Try to study those books on your own first. I hit the books pretty hard for about three months and got a 91. Some of the people at the test had used the trade schools to prepare, and on lunch break a few of them told me they didn't have the Florida gc manual or the Med gas book. And that the trade school told them to pack their own lunch so the could sit in their car on lunch break and study their books. The neglected to tell them that once you bring your books in for the test, you can't bring them out. If you feel like you can't do it on your own then seek out a trade school. But beware I've heard they cost alot of money, and you still need to purchase the $900 in books seperate. Then if you pass your tests, the fun really begins, dealing with the state.....


----------



## MiamiFLSantiago (Oct 6, 2011)

I already study the Plumbing 2004 complete, i read all chapter , but I honestly did not learn anything, without a good guide or school i feel lost.

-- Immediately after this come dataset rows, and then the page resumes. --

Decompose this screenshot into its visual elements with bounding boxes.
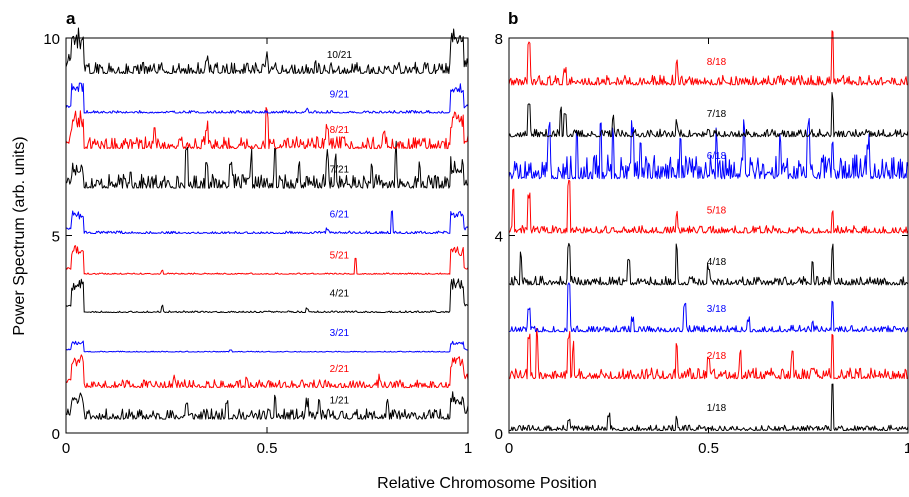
series-label-a-4: 4/21 [330,289,350,300]
x-tick-label-b-1: 0.5 [698,440,719,457]
panel-b-series: 1/18 2/18 3/18 4/18 5/18 6/18 7/18 8/18 [508,30,909,432]
series-line-a-1 [65,391,469,420]
series-line-b-2 [508,327,909,380]
series-label-b-4: 4/18 [707,257,727,268]
series-line-a-5 [65,245,469,275]
series-line-a-8 [65,106,469,150]
series-line-a-2 [65,354,469,389]
panel-b: b 1/18 2/18 3/18 4/18 5/18 6/18 7/18 8/18 0 0.5 1… [495,9,909,457]
y-tick-label-b-0: 0 [495,426,503,443]
plot-frame-a [65,37,469,434]
series-line-a-6 [65,210,469,235]
series-label-a-3: 3/21 [330,328,350,339]
series-label-a-2: 2/21 [330,364,350,375]
y-axis-label: Power Spectrum (arb. units) [11,136,28,335]
series-line-a-7 [65,140,469,189]
series-label-b-8: 8/18 [707,57,727,68]
y-tick-label-a-1: 5 [52,229,60,246]
y-tick-label-a-2: 10 [43,31,60,48]
x-tick-label-b-2: 1 [904,440,909,457]
series-label-b-5: 5/18 [707,205,727,216]
series-label-b-6: 6/18 [707,151,727,162]
series-label-b-3: 3/18 [707,304,727,315]
panel-a-label: a [66,9,76,28]
y-tick-label-a-0: 0 [52,426,60,443]
series-label-b-1: 1/18 [707,403,727,414]
series-line-b-7 [508,92,909,138]
panel-b-axes: 0 0.5 1 0 4 8 [495,31,909,457]
series-line-b-3 [508,282,909,333]
series-label-a-5: 5/21 [330,250,350,261]
series-line-a-3 [65,340,469,353]
x-tick-label-a-2: 1 [464,440,472,457]
series-line-a-10 [65,27,469,75]
series-line-b-8 [508,30,909,86]
series-label-a-1: 1/21 [330,395,350,406]
series-line-a-4 [65,278,469,314]
series-label-a-10: 10/21 [327,50,352,61]
y-tick-label-b-2: 8 [495,31,503,48]
x-tick-label-a-1: 0.5 [257,440,278,457]
series-line-b-4 [508,242,909,286]
series-line-b-6 [508,117,909,180]
series-line-b-5 [508,179,909,234]
panel-a-series: 1/21 2/21 3/21 4/21 5/21 6/21 7/21 8/21 9/21 10/2… [65,27,469,420]
panel-b-label: b [508,9,518,28]
series-label-a-7: 7/21 [330,164,350,175]
panel-a: a 1/212/213/214/215/216/217/218/219/2110… [43,9,472,457]
x-axis-label: Relative Chromosome Position [377,475,597,492]
series-label-a-6: 6/21 [330,210,350,221]
series-label-b-7: 7/18 [707,109,727,120]
series-line-a-9 [65,82,469,114]
x-tick-label-b-0: 0 [505,440,513,457]
series-label-a-8: 8/21 [330,125,350,136]
y-tick-label-b-1: 4 [495,229,503,246]
series-label-b-2: 2/18 [707,351,727,362]
x-tick-label-a-0: 0 [62,440,70,457]
series-label-a-9: 9/21 [330,89,350,100]
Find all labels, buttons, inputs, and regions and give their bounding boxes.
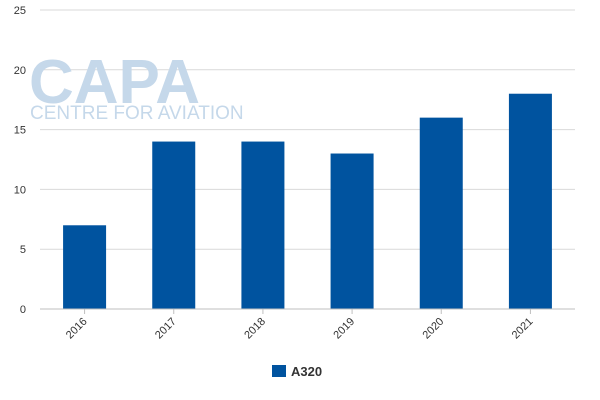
x-tick-label: 2020 [421,316,447,342]
x-tick-label: 2017 [153,316,179,342]
y-tick-label: 5 [20,244,26,256]
bar-2016[interactable] [63,225,107,309]
bars [63,93,552,309]
watermark-tagline: CENTRE FOR AVIATION [30,103,244,124]
bar-2020[interactable] [419,117,463,309]
y-tick-label: 10 [14,184,26,196]
capa-watermark: CAPA CENTRE FOR AVIATION [29,48,244,124]
bar-2017[interactable] [152,141,196,309]
bar-2021[interactable] [508,93,552,309]
x-tick-label: 2018 [242,316,268,342]
legend-label-a320[interactable]: A320 [291,364,322,379]
x-tick-label: 2019 [331,316,357,342]
gridlines [40,9,575,250]
y-tick-label: 20 [14,65,26,77]
x-tick-label: 2021 [510,316,536,342]
watermark-logo-text: CAPA [29,48,200,117]
legend-swatch-a320[interactable] [272,365,286,377]
y-axis-ticks: 0 5 10 15 20 25 [14,5,26,316]
bar-2018[interactable] [241,141,285,309]
y-tick-label: 0 [20,304,26,316]
legend[interactable]: A320 [272,364,322,379]
y-tick-label: 15 [14,125,26,137]
x-tick-label: 2016 [64,316,90,342]
y-tick-label: 25 [14,5,26,17]
x-axis-ticks: 2016 2017 2018 2019 2020 2021 [64,309,536,341]
bar-2019[interactable] [330,153,374,309]
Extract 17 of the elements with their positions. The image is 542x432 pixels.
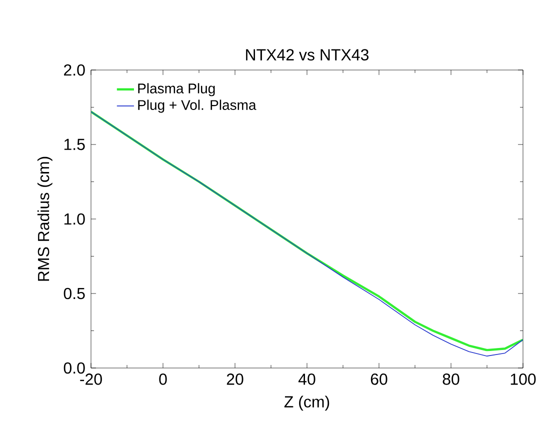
x-axis-title: Z (cm) [284, 396, 330, 411]
x-tick-label: 80 [442, 374, 460, 385]
y-tick-label: 1.0 [64, 213, 85, 225]
chart-title: NTX42 vs NTX43 [246, 49, 369, 60]
x-tick-label: 20 [226, 374, 244, 385]
y-axis-title: RMS Radius (cm) [37, 156, 52, 281]
x-tick-label: -20 [80, 374, 102, 385]
x-tick-label: 60 [370, 374, 388, 385]
y-tick-label: 2.0 [64, 64, 85, 76]
y-tick-label: 1.5 [64, 138, 85, 150]
legend-label: Plasma Plug [138, 83, 215, 96]
x-tick-label: 40 [298, 374, 316, 385]
x-tick-label: 100 [510, 374, 536, 385]
y-tick-label: 0.5 [64, 288, 85, 300]
x-tick-label: 0 [159, 374, 167, 385]
legend-label: Plug + Vol. Plasma [138, 100, 256, 113]
y-tick-label: 0.0 [64, 362, 85, 374]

i got two things in mind, one is the guide from Tommy and the other a school that someone referred to me, both cost about the same


----------



## marc76075 (Nov 24, 2010)

Well with what ever your choice is, all I can say at this point is good luck.


----------



## cityplumbing (Jun 12, 2010)

MiamiFLSantiago said:


> I already study the Plumbing 2004 complete, i read all chapter , but I honestly did not learn anything, without a good guide or school i feel lost.
> 
> I got two things in mind, one is the guide from Tommy and the other a school that someone referred to me, both cost about the same


It seems in my honest opinion that your reading these books to hope to pass a test but you really need to read these books, learn them like the back of your hand for the test and in the field. Taking a class helps because sometimes we learn better when things are explained to us and not just by reading on our own. Also you need to learn the most current code which is the 2007 Florida Plumbing code with the 2009 supplement.


----------



## MiamiFLSantiago (Oct 6, 2011)

I am going to take the class and study at my own at the same time, it is no only about passing the test, what comes after that is more important


----------



## Tommy plumber (Feb 19, 2010)

MiamiFLSantiago said:


> I am going to take the class and study at my own at the same time, it is no only about passing the test, what comes after that is more important


 




You must be 100% dedicated to passing the state exams. They are not impossible to pass, but those tests are not easy.

When are you taking the exams? Have you registered yet?


----------



## MiamiFLSantiago (Oct 6, 2011)

I am taking the Business & Financial exam in about 9 weeks from now, after i pass it i will start with the Plumbing, i have to be careful with plumbing, maybe a new version will coming up for next year


----------